Grâce à l’avis de son mari Auguste, Marie-Véronique Kerdoncuff avait corrigé son  jugement sur Euphrasine. Aux premiers abords, elle n’avait rien d’une femme gracieuse, et les lunettes ne plaidaient pas en sa faveur, néanmoins l’attitude générale démontrait, derrière une apparence craintive, un réel intérêt pour différents domaines de la vie, une curiosité menant au-delà de la nécessité. On devinait une appétence pour la connaissance qui lui semblait vraisemblablement vitale et que leur fils comblait à force d’ardeur. Auguste Kerdoncuff avait bien décelé chez elle une probable fragilité qu’il associait à la perte récente de sa mère mais à l’inverse également une pugnacité allant de paire avec l’épreuve traversée. Sous leur surveillance discrète, les parents de Jacques approuvaient dorénavant que les jeunes puissent se côtoyer surtout que leurs conversations gravitaient essentiellement autour des lectures d’Euphrasine et de celles de leur fils, en dehors du fait qu’ils ignoraient sa préférence pour des auteurs socialistes. À l’écart de la maison, à l’abri dans l’écurie, les jeunes lecteurs échangés sur les ouvrages apportés par Jacques dont il avait fait l’acquisition pendant son séjour à Rennes. Manifestement, sa préférence se portait sur Victor Hugo, « rare humaniste de ce gabarit », selon les propres termes de Jacques, même s’il avait une attention toute particulière pour un dénommé Emile Masson. Socialiste-libertaire du Morbihan, il avait refusé de rejoindre l’Union sacrée. D’après Jacques, son originalité résidait dans le fait qu’il s’adresse en breton aux paysans pour tenter de les intéresser aux idées socialistes. Puisque Jacques lisait le breton, il avait conservé des anciens numéros de la revue Brug,  publié par le fameux Emile Masson pour lequel il ne tarissait pas d’éloges.

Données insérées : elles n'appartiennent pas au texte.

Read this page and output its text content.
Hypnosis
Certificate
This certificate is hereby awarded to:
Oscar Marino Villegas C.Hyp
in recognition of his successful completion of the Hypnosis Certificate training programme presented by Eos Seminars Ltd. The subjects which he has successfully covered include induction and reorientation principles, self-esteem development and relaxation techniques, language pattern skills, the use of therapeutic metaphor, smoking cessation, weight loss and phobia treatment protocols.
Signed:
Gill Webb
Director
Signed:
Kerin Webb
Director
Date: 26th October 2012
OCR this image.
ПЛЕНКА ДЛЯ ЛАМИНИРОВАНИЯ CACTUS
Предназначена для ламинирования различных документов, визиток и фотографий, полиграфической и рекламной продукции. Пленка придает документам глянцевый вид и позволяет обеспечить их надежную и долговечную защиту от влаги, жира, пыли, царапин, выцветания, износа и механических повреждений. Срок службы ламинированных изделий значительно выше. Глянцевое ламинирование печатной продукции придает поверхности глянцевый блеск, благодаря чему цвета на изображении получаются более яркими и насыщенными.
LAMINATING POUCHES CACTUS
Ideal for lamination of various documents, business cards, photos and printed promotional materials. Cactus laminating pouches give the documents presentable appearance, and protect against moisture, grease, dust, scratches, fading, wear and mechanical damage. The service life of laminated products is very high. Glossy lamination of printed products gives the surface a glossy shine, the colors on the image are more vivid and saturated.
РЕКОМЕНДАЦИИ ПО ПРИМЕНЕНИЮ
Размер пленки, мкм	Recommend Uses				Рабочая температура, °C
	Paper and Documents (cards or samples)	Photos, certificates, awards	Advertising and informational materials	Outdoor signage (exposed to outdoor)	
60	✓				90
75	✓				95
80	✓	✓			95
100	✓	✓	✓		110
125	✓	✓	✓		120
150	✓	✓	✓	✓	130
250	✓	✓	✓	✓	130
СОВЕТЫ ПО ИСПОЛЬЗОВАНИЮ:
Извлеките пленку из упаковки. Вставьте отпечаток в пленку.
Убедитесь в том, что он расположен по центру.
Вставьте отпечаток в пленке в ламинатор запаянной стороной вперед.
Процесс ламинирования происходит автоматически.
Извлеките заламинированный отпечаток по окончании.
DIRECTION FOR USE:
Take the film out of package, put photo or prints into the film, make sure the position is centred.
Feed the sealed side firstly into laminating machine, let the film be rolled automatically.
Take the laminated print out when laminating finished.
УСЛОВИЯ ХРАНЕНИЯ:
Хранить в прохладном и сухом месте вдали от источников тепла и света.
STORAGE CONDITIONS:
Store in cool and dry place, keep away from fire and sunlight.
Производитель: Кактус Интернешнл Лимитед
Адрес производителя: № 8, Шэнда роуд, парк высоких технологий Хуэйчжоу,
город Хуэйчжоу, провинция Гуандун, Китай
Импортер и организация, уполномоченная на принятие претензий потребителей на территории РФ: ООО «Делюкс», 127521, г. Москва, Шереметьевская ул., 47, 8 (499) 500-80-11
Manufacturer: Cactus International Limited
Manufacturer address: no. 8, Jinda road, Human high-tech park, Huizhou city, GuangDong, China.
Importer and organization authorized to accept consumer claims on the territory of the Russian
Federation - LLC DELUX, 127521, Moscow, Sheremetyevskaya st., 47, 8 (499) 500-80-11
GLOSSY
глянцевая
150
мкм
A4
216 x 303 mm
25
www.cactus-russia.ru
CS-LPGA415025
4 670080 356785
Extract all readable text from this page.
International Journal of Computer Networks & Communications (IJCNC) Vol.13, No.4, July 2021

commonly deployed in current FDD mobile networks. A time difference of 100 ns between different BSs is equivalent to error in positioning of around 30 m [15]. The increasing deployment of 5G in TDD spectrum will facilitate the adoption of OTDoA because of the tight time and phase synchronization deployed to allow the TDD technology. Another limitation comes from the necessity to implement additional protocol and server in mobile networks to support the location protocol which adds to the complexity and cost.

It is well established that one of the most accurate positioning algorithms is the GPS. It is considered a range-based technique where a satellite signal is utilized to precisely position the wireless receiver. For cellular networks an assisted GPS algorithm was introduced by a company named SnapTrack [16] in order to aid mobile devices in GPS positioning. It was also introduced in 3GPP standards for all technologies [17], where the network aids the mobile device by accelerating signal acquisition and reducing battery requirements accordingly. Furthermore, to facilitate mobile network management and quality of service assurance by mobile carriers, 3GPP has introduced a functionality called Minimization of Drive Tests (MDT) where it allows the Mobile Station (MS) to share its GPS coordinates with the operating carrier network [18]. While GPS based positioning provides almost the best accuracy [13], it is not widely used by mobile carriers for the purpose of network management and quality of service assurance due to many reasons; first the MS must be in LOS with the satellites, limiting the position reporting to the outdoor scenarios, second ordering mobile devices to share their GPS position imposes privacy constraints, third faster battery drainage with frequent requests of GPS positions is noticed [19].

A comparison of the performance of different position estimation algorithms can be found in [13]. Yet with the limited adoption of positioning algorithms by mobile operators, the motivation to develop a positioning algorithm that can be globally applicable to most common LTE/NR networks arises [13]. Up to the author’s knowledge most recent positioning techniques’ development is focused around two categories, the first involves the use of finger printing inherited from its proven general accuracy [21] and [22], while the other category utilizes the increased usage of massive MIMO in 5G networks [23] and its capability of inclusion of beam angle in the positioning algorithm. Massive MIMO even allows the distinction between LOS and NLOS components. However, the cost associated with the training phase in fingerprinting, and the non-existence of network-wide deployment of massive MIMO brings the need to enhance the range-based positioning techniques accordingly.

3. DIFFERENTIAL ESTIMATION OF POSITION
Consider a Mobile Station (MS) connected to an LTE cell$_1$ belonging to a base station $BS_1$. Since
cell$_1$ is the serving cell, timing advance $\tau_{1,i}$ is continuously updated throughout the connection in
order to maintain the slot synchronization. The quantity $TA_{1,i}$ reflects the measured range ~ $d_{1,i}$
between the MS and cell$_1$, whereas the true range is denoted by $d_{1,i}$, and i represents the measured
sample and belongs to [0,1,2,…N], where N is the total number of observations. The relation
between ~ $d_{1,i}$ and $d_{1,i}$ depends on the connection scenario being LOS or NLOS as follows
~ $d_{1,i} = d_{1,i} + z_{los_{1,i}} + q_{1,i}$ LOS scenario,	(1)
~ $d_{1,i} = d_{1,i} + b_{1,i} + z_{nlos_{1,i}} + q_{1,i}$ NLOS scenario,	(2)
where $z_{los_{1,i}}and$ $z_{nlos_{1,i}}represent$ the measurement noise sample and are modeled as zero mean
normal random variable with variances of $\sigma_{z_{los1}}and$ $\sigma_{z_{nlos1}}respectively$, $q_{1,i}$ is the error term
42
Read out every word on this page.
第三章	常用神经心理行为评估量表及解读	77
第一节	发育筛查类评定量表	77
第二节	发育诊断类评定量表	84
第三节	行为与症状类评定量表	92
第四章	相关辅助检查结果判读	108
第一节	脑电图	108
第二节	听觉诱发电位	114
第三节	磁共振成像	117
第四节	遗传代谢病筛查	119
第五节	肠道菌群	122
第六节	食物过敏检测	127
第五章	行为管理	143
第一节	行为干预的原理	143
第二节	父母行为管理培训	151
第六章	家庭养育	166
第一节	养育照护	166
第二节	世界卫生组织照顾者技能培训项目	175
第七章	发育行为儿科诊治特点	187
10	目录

« Et puis dis-moi, au fond, où toutes ces lectures vont t’emmener ? S’enquérait Euphrasine, intriguée par les projets de son ami,

-   Je ne sais pas vraiment. Dans l’immédiat, j’aimerais poursuivre mon apprentissage de tapissier. J’ai encore une année entière de pratique, en espérant que je ne sois pas entre-temps convoqué pour participer à la guerre. Ensuite, j’enchaînerai avec le métier de tailleur, tailleur de costumes et j’ouvrirais une échoppe en tant qu’artisan.

-   Ah oui ? C’est un beau projet. Et où comptes-tu t’établir ?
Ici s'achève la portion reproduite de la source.